Media sosial memang punya kecenderungan untuk membesar-besarkan suatu peristiwa. Saya sendiri, yang lagi santai di rumah, tiba-tiba melihat video dari sebuah portal berita itu tersebar ke mana-mana. Viral banget.
Padahal, kalau kita lihat, ini kan cuma soal mobil MBG yang masuk ke area sekolah. Memang ada yang lecet-lecet, tapi ya itu hal biasa dalam kecelakaan. Sama seperti kasus keracunan MBG yang heboh beberapa waktu lalu itu juga dibikin berlebihan. Pada kenyataannya, cuma sakit perut biasa, mungkin karena anak-anak belum terbiasa makan dengan menu yang berbeda.
Menurut saya, sepertinya masih banyak yang belum move on dari hasil pilpres. Dikit-dikit salahin MBG. Dikit-dikit benci sama pemerintah. Semuanya serba salah. Seolah-olah ada upaya sistematis untuk menjatuhkan citra Prabowo.
Di sisi lain, kita juga perlu melihat bahwa program MBG ini sebenarnya sudah memberikan manfaat, terutama bagi kalangan tertentu. Program ini sukses menggerakkan ekonomi di level tertentu.
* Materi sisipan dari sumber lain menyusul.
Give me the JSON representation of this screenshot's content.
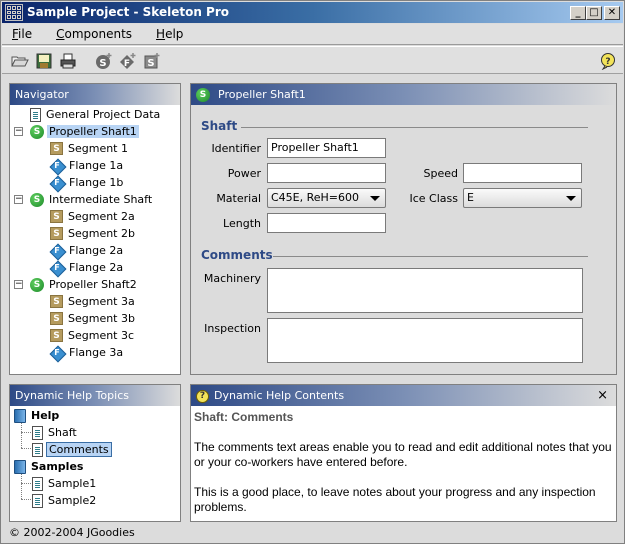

Daripada terus-terusan nyinyir, mending kita kerja. Apa pun itu. Berkontribusi saja. Pemerintah juga sudah berusaha dengan bansos 900 ribu itu. Harusnya kita bisa lebih bersyukur.
Artikel Terkait
Gatot Nurmantyo Soroti Tiga Langkah Polri yang Dinilai Membangkang
Demokrasi Tanpa Oposisi: Stabilitas atau Kekosongan Makna di Era Prabowo?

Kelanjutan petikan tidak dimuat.